Menurutnya, DKPP harus menyadari putusan tersebut berpotensi menimbulkan keraguan atau bahkan ketakutan bagi setiap orang untuk mengadukan pelanggaran kode etik penyelenggara pemilu. Pasalnya penyelenggara pemilu yang sudah terbukti melakukan pelanggaran kode etik serius sekalipun masih dibiarkan untuk menjalankan tugas.

Baginya, saluran pengaduan yang terhambat hanya akan membangun prasangka buruk publik terhadap kinerja penyelenggara pemilu. Malahn bukan tidak mungkin berdampak pada pelaksanaan pemilu secara keseluruhan yang seharusnya memposisikan publik sebagai pemangku kepentingan utama pemegang hak suara.

Sementara itu, peneliti PSHK lainnya Alviani Sabillah menambahkan, pada duduk perkara dan pertimbangan Majelis dalam putusan DKPP ditemukan sejumlah celah dalam penanganan kasus kekerasan seksual di lingkungan penyelenggara pemilu. Pertama, dari segi proses penanganan kasus pelecehan seksual, DKPP tidak memiliki skema pelindungan saksi dan korban.

Kedua, DKPP gagal menghadirkan perspektif korban dalam proses penanganan kasus maupun pertimbangan hukumnya. Ketiga, DKPP absen menghadirkan pertimbangan relasi kuasa yang acapkali berperan dalam kasus kekerasan seksual.

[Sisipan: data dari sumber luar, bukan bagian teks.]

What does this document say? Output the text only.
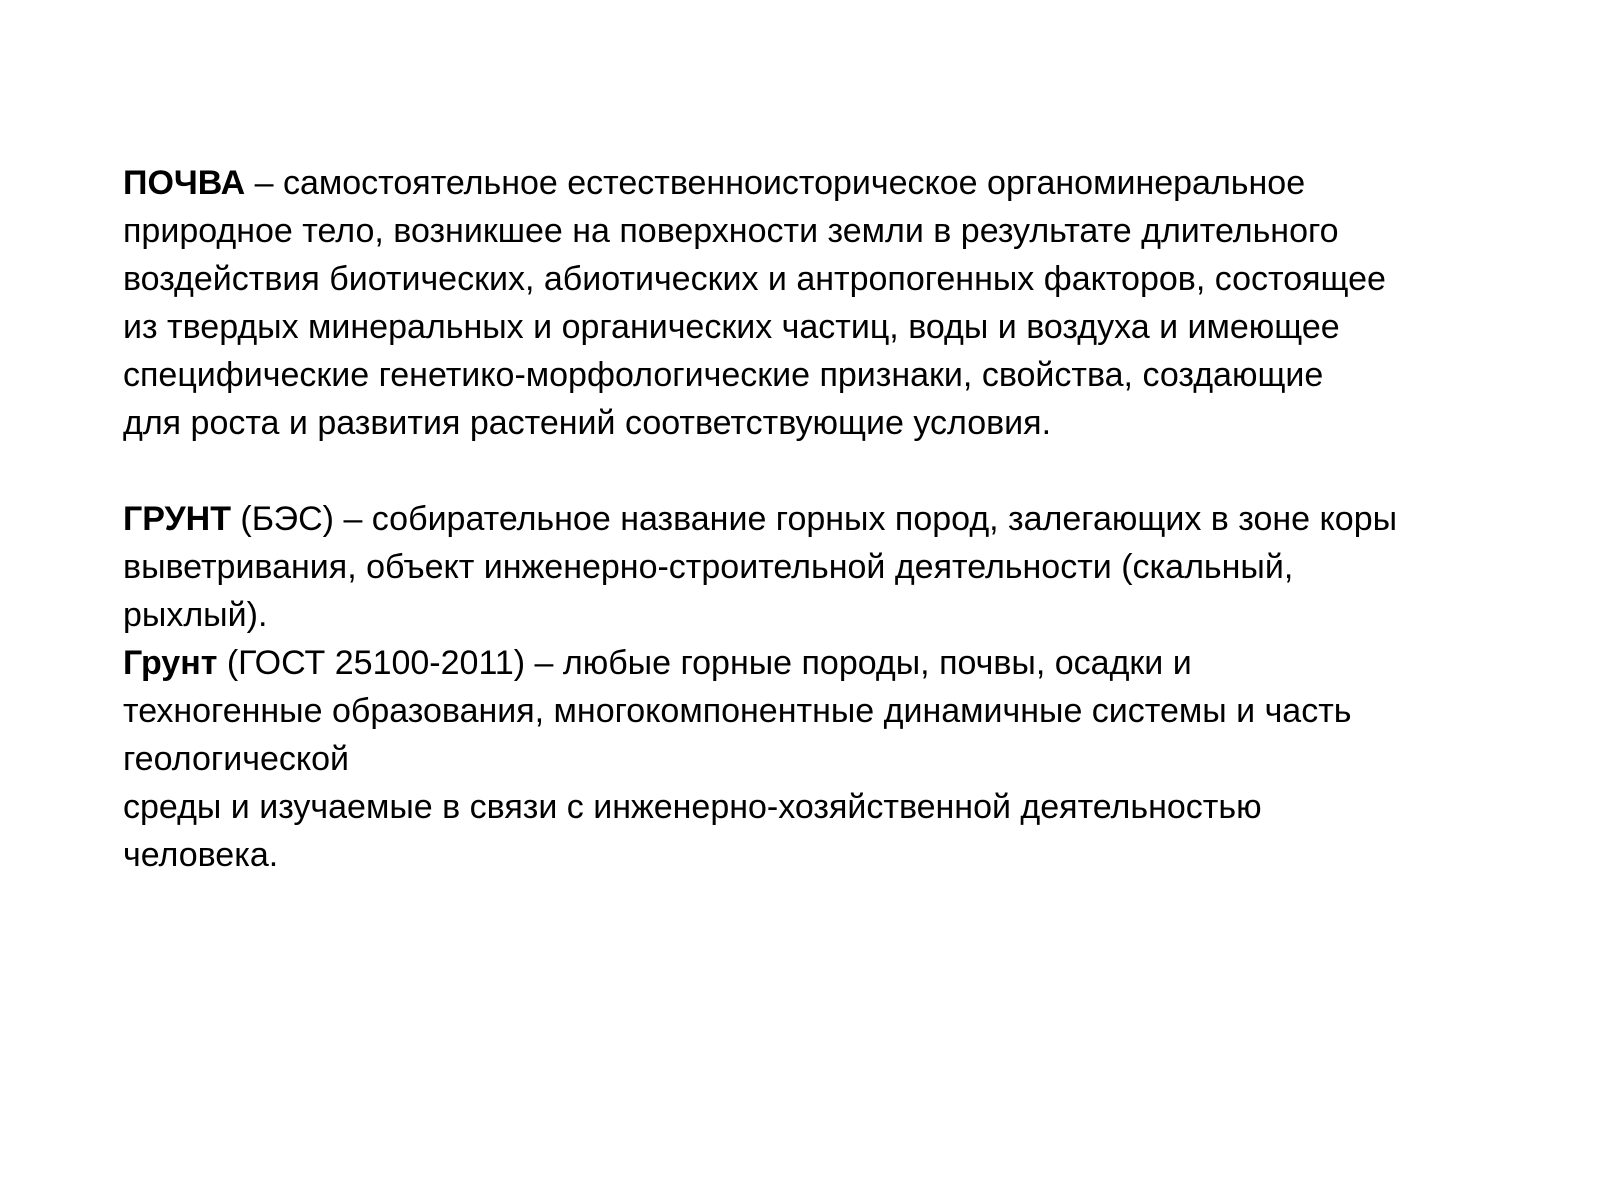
ПОЧВА – самостоятельное естественноисторическое органоминеральное
природное тело, возникшее на поверхности земли в результате длительного
воздействия биотических, абиотических и антропогенных факторов, состоящее
из твердых минеральных и органических частиц, воды и воздуха и имеющее
специфические генетико-морфологические признаки, свойства, создающие
для роста и развития растений соответствующие условия.
ГРУНТ (БЭС) – собирательное название горных пород, залегающих в зоне коры
выветривания, объект инженерно-строительной деятельности (скальный,
рыхлый).
Грунт (ГОСТ 25100-2011) – любые горные породы, почвы, осадки и
техногенные образования, многокомпонентные динамичные системы и часть
геологической
среды и изучаемые в связи с инженерно-хозяйственной деятельностью
человека.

Menurutnya, di tengah berbagai kekurangan tersebut, DKPP justru menekankan beban pembuktian kepada korban.

Dia menjelaskan, mekanisme penanganan kasus yang timpang dan minim perspektif tersebut menjadi gambaran betapa DKPP tidak mampu menciptakan ruang aman dan pelindungan bagi setiap orang yang bermaksud menyampaikan pengaduan atas dugaan pelanggaran etik perilaku penyelenggara pemilu. DKPP seharusnya mampu menciptakan proses yang adil dalam memeriksa dan memutus aduan serta laporan dugaan pelanggaran kode etik yang dilakukan penyelenggara pemilu.

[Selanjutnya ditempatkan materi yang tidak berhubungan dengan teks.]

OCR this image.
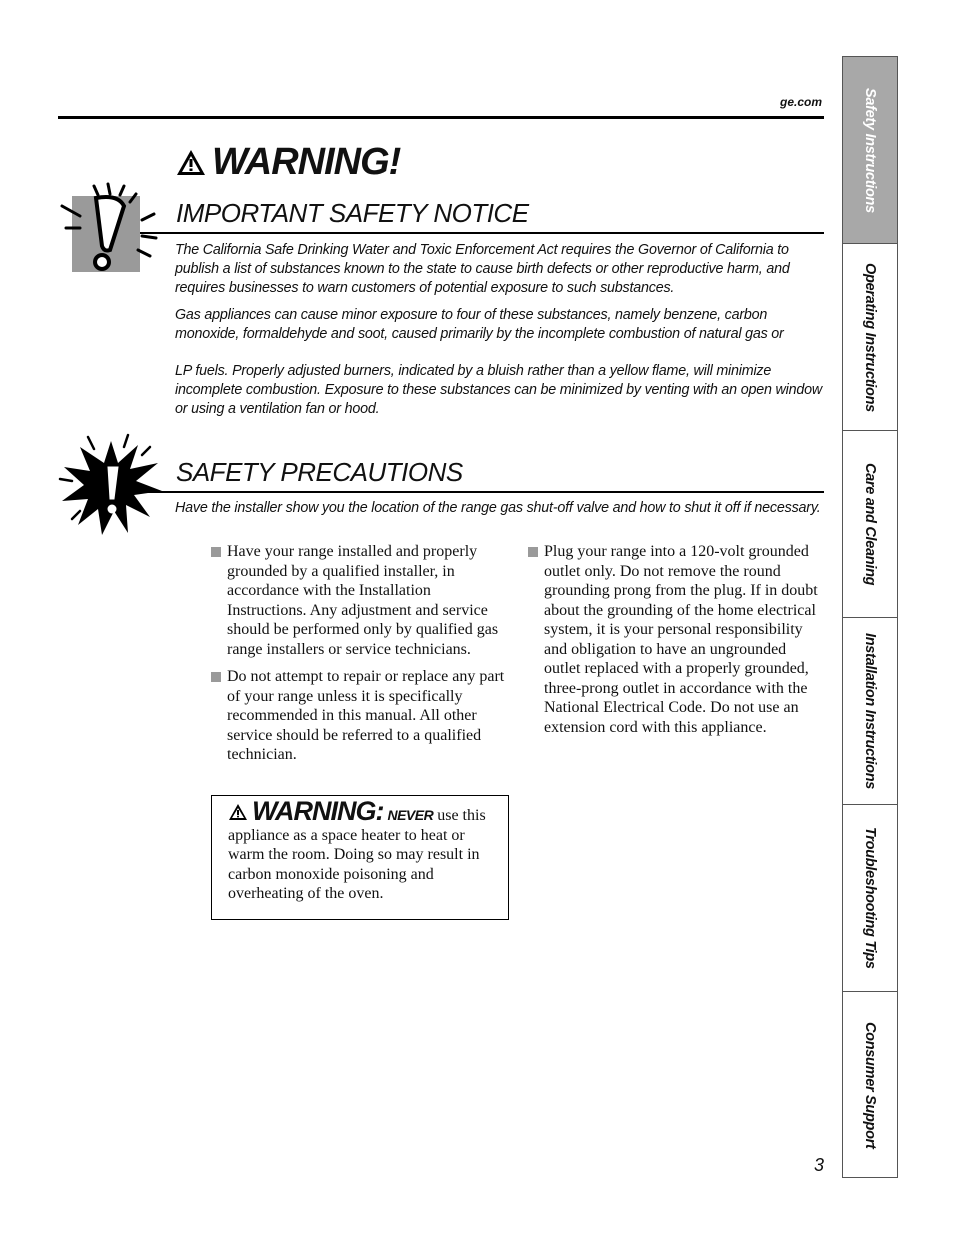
ge.com
WARNING!
IMPORTANT SAFETY NOTICE
The California Safe Drinking Water and Toxic Enforcement Act requires the Governor of California to publish a list of substances known to the state to cause birth defects or other reproductive harm, and requires businesses to warn customers of potential exposure to such substances.
Gas appliances can cause minor exposure to four of these substances, namely benzene, carbon monoxide, formaldehyde and soot, caused primarily by the incomplete combustion of natural gas or
LP fuels. Properly adjusted burners, indicated by a bluish rather than a yellow flame, will minimize incomplete combustion. Exposure to these substances can be minimized by venting with an open window or using a ventilation fan or hood.
SAFETY PRECAUTIONS
Have the installer show you the location of the range gas shut-off valve and how to shut it off if necessary.
Have your range installed and properly grounded by a qualified installer, in accordance with the Installation Instructions. Any adjustment and service should be performed only by qualified gas range installers or service technicians.
Do not attempt to repair or replace any part of your range unless it is specifically recommended in this manual. All other service should be referred to a qualified technician.
Plug your range into a 120-volt grounded outlet only. Do not remove the round grounding prong from the plug. If in doubt about the grounding of the home electrical system, it is your personal responsibility and obligation to have an ungrounded outlet replaced with a properly grounded, three-prong outlet in accordance with the National Electrical Code. Do not use an extension cord with this appliance.
WARNING: NEVER use this appliance as a space heater to heat or warm the room. Doing so may result in carbon monoxide poisoning and overheating of the oven.
3
Safety Instructions
Operating Instructions
Care and Cleaning
Installation Instructions
Troubleshooting Tips
Consumer Support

Direktur Advokasi dan Jaringan PSHK Fajri Nursyamsi, menyampaikan proses pemeriksaan dan putusan DKPP sudah menunjukkan dengan jelas betapa Ketua KPU terbukti melakukan pelanggaran kode etik berupa tindakan tidak profesional. Yakni, dengan mendahulukan kepentingan pribadi di atas kepentingan Negara Kesatuan Republik Indonesia, serta mencoreng kredibilitas kelembagaan KPU RI karena terkait dengan konflik kepentingan.

“Oleh karena itu, terlepas dari sanksi yang sudah dijatuhkan DKPP, sebagai ketua lembaga negara yang sudah diangkat sumpah atas nama Tuhan Yang Maha Esa, dan menyatakan akan mengutamakan kepentingan Negara Kesatuan Republik Indonesia di atas kepentingan pribadi, Ketua KPU sudah selayaknya untuk mengundurkan diri dari keanggotaan KPU,” katanya.

Atas dasar itulah PSHK mendesak DKPP untuk lebih tegas dan tidak ragu menjatuhkan sanksi pemberhentian tetap sebagai anggota, sepanjang terdapat penyelenggara pemilu yang melakukan pelanggaran kode etik. Terutama yang berkaitan dengan tindakan sengaja mendahulukan kepentingan pribadi dan terkait dengan konflik kepentingan dengan perannya sebagai penyelenggara pemilu.

Kemudian, PSHK mendesak DKPP untuk membuat mekanisme pelindungan terhadap korban dan/atau pengadu yang terkait dengan dugaan kekerasan seksual yang dilakukan oleh penyelenggara pemilu. Lalu, DKPP juga diminta untuk menyiapkan mekanisme pemeriksaan terhadap korban dan/atau pengaadu agar dapat memberikan informasi secara bebas, aman, dan tanpa tekanan dan Ketua KPU RI Hasyim Asy’ari untuk segera mengundurkan diri dari keanggotaan KPU RI.